Editor’s note: Greater Union Life Center in DeLand is sponsoring Black History Month 2021 banners honoring 16 individuals who have made a positive impact on the city of DeLand, and Volusia County. The banners have been installed along Woodland Boulevard in Downtown DeLand, and The Beacon is compiling profiles of the individuals.
The Honorable Hubert Grimes — first Black Volusia County judge and Circuit Court judge
Hubert Grimes served as the first Black county judge in Volusia County and was also the 7th Judicial Circuit Court’s first Black judge.
Born in Polk County, Grimes came to Volusia County in 1980 to work, after graduation from law school. In 1988, he was elected as a county judge. He served in that role until 1999, when he was appointed by Gov. Jeb Bush to the 7th Judicial Circuit Court of Florida.
Grimes said he decided he wanted to be a judge when he was a child, inspired by a popular television show.
“I used to watch Perry Mason growing up, and then of course I grew up during the days of the civil-rights movement. With a lot of changes going on in the country, I felt like I could help people, on one hand, and help our society as well,” Grimes said. “I like to think that I have, although I will say that I’m not yet finished. Hopefully I can continue to make some contributions along the way.”

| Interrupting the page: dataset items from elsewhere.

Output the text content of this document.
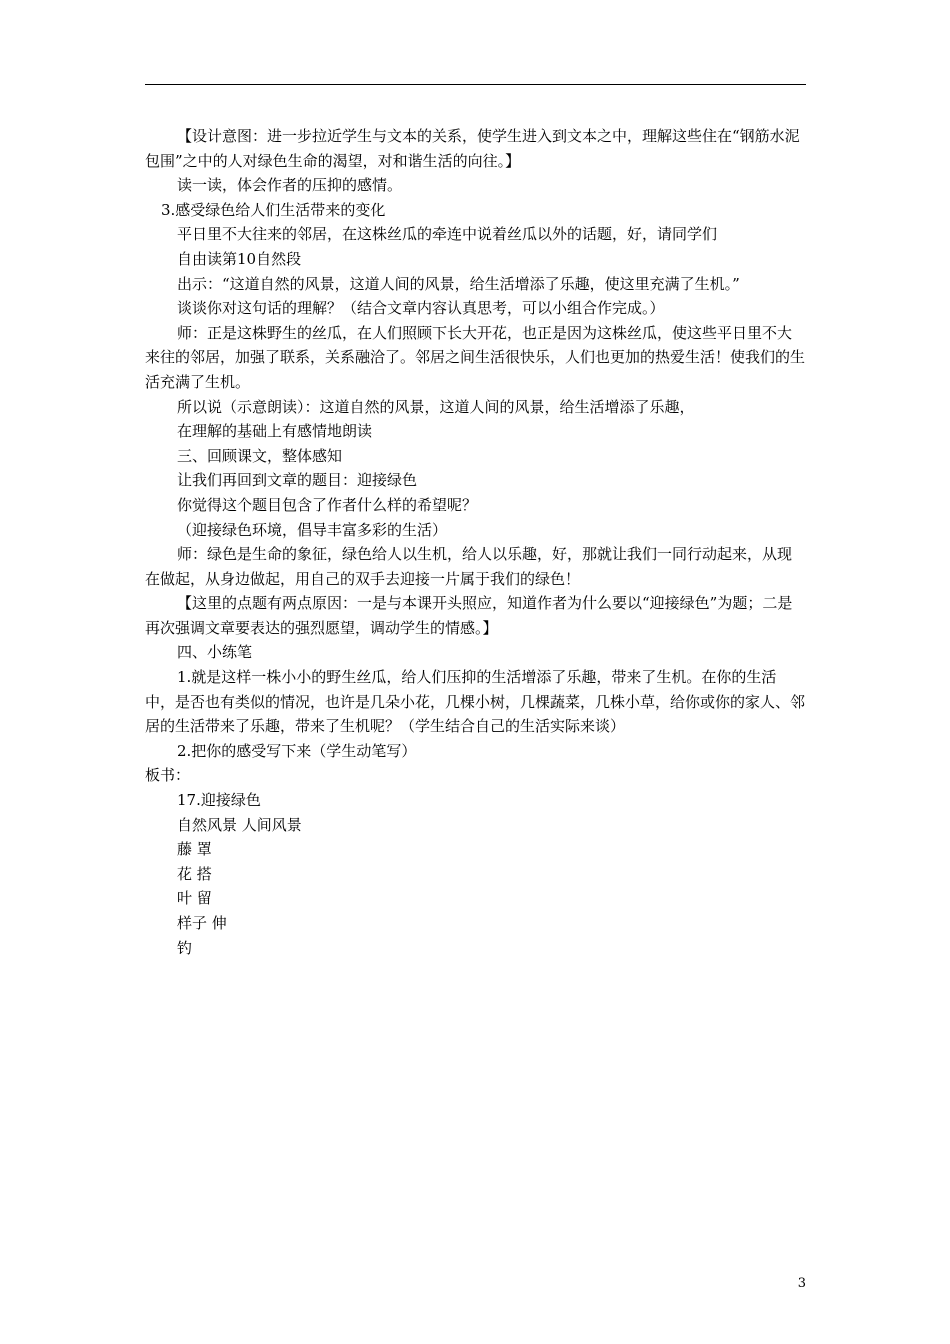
【设计意图：进一步拉近学生与文本的关系，使学生进入到文本之中，理解这些住在“钢筋水泥包围”之中的人对绿色生命的渴望，对和谐生活的向往。】
读一读，体会作者的压抑的感情。
3.感受绿色给人们生活带来的变化
平日里不大往来的邻居，在这株丝瓜的牵连中说着丝瓜以外的话题，好，请同学们
自由读第10自然段
出示：“这道自然的风景，这道人间的风景，给生活增添了乐趣，使这里充满了生机。”
谈谈你对这句话的理解？（结合文章内容认真思考，可以小组合作完成。）
师：正是这株野生的丝瓜，在人们照顾下长大开花，也正是因为这株丝瓜，使这些平日里不大来往的邻居，加强了联系，关系融洽了。邻居之间生活很快乐，人们也更加的热爱生活！使我们的生活充满了生机。
所以说（示意朗读）：这道自然的风景，这道人间的风景，给生活增添了乐趣，
在理解的基础上有感情地朗读
三、回顾课文，整体感知
让我们再回到文章的题目：迎接绿色
你觉得这个题目包含了作者什么样的希望呢？
（迎接绿色环境，倡导丰富多彩的生活）
师：绿色是生命的象征，绿色给人以生机，给人以乐趣，好，那就让我们一同行动起来，从现在做起，从身边做起，用自己的双手去迎接一片属于我们的绿色！
【这里的点题有两点原因：一是与本课开头照应，知道作者为什么要以“迎接绿色”为题；二是再次强调文章要表达的强烈愿望，调动学生的情感。】
四、小练笔
1.就是这样一株小小的野生丝瓜，给人们压抑的生活增添了乐趣，带来了生机。在你的生活中，是否也有类似的情况，也许是几朵小花，几棵小树，几棵蔬菜，几株小草，给你或你的家人、邻居的生活带来了乐趣，带来了生机呢？（学生结合自己的生活实际来谈）
2.把你的感受写下来（学生动笔写）
板书：
17.迎接绿色
自然风景 人间风景
藤 罩
花 搭
叶 留
样子 伸
钓
3
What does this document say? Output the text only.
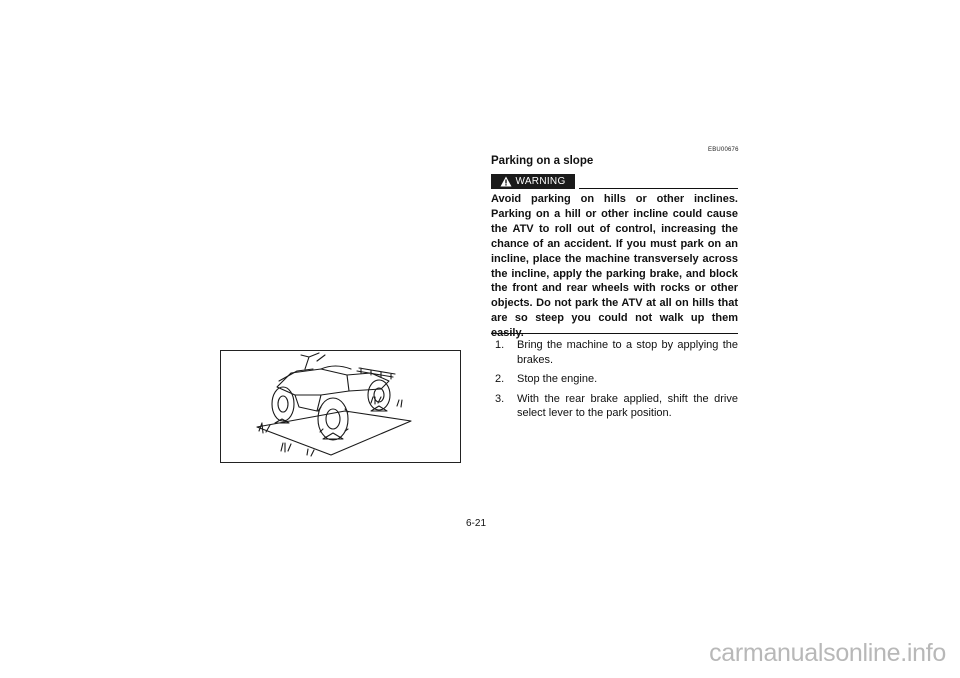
EBU00676
Parking on a slope
WARNING

Avoid parking on hills or other inclines. Parking on a hill or other incline could cause the ATV to roll out of control, increasing the chance of an accident. If you must park on an incline, place the machine transversely across the incline, apply the parking brake, and block the front and rear wheels with rocks or other objects. Do not park the ATV at all on hills that are so steep you could not walk up them easily.

1. Bring the machine to a stop by applying the brakes.
2. Stop the engine.
3. With the rear brake applied, shift the drive select lever to the park position.
6-21
carmanualsonline.info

As a judge, Grimes said, his experiences have been largely positive.
“Working with the other judges, I was well-respected; I didn’t have any issues that would have caused my dandruff to stand up,” he said. “It was a great experience. Did I have some days where people made some racist statements? Of course. I don’t let racists stop me. You keep pressing forward.”
Retired now from the bench, Grimes still practices law in Volusia County, and regularly teaches classes at the Florida A&M University College of Law. Grimes is taking a semester off, and in the meantime, working on his third book.
His first book, How to Keep Your Child From Going to Jail, was written based on his court experiences, and his second, Perspectives, is a collection of devotional messages. His third book, which he hopes to have out later this year, will be about his life and personal experiences.
Growing up during the 1960s, Grimes said he had many inspirations, from Dr. Martin Luther King Jr. to Malcolm X, to Supreme Court Justice Thurgood Marshall. With so many prominent figures, he hopes he can be an inspiration for people interested in practicing law.
Grimes said he is honored to be among the Black History Month banner honorees.
“Hopefully it will encourage other young Black students in particular to aspire to their dreams,” he said. “If Grimes can do it, why can’t I?”